Wouldn’t there then be a case if they could show that same sex couples were being treated differently from unmarried hetero couples in a situation in which the sexual orientation or genders of the parties involved was irrelevant?
i.e. simply prove Ms Brown could visit her partner Mr Jones, but that Ms Smith could not visit her partner Ms Black and Mr Green could not visit his partner Mr White and you have a case.
Nope. Some states have laws that grant some protection but not Federal law.
Definitely not. That’s the whole issue, isn’t it?
There is no federal legislation that treats sexual orientation as a protected class.
From the Executive branch, Bill Clinton did sign an executive order in 1998 prohibiting such discrimination on the federal level in some circumstances, but the Bush administration has been working on and off for several years to dismantle those meager protections by refusing to enforce them.
Judicially, the US Supreme Court has recognized the rights of homosexuals to petition the government for redress of grievances (Romer v. Evans) and to commit consensual sodomy (Lawrence v. Texas) and to send dirty pictures through the mail (Roth v US) but nothing about partner benefits. Without a repeal of DOMA or a shift in the Court’s understanding of the “fundamental right to marry” established by Loving v Virginia, Turner v Safley and Zablocki v Redhail (along with the abandonment of the precedent of Baker v. Nelson) it’s unlikely that SCOTUS would recognize any such partnership rights or benefits.
The problem may be in stpauler’s seeking “hospital visitation” as a specific consequent of marriage rights. There’s a trick to the issue here, and I will have to depend on those with quick access to law references to substantiate this.
Hospitals are not, absent specific state law, required to permit visitation to anyone, though obviously they will not enforce their right to bar family members, etc., in nearly all circumstances. There is, however, one glaring exception to this: the legal next-of-kin has nearly complete rights to visit, make medical decisions if the patient is incapable of doing so, etc. In short, if the legal next-of-kin tells the hospital to get bent, the hospital’s proper response is, “To what angle, sir/ma’am?”
The general rule, subject to statutory modification, is as follows: Next-of-kin for a child, adolescent, or unmarried young adult is the custodial parent, and the mother in cases where custody is not legally defined. Next-of-kin of a married person is his/her spouse. And next-of-kin to a presently unmarried parent (divorced or widowed) is his/her adult child. I believe jurisdictions differ to the extent to which one may name someone as legal next-of-kin by durable power of attorney.

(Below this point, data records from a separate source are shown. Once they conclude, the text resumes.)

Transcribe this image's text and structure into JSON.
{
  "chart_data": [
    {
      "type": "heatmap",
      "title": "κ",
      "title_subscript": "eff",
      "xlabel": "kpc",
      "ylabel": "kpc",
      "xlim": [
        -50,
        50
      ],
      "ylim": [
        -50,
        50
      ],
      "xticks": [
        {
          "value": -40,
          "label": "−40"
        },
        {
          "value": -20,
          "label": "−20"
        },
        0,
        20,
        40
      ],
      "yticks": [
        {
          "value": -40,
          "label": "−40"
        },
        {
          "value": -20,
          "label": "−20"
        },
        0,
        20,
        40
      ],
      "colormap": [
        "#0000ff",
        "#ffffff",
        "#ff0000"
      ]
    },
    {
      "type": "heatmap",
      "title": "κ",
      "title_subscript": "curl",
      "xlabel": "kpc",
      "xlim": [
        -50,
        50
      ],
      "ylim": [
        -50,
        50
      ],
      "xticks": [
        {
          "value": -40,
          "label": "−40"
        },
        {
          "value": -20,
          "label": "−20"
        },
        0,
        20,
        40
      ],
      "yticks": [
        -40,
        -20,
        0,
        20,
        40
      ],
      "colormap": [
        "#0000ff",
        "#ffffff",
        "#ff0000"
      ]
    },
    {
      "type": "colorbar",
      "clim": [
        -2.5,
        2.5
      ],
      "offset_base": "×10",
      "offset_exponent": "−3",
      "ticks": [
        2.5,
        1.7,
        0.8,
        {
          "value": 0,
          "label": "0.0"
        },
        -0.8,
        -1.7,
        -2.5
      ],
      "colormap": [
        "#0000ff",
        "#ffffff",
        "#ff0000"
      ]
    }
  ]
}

A spouse qua spouse has no legal right to visitation; a spouse as legal next of kin has riights that trump almost anything else.
It’s been my experience that even in an ICU situation if the person is going to die they let anyone in. I have seen my friends in ICU before they died and I had absolutely NO trouble getting in. However the ones that were slated to live, well I just said “I’m his brother,” and I never had to produce ID.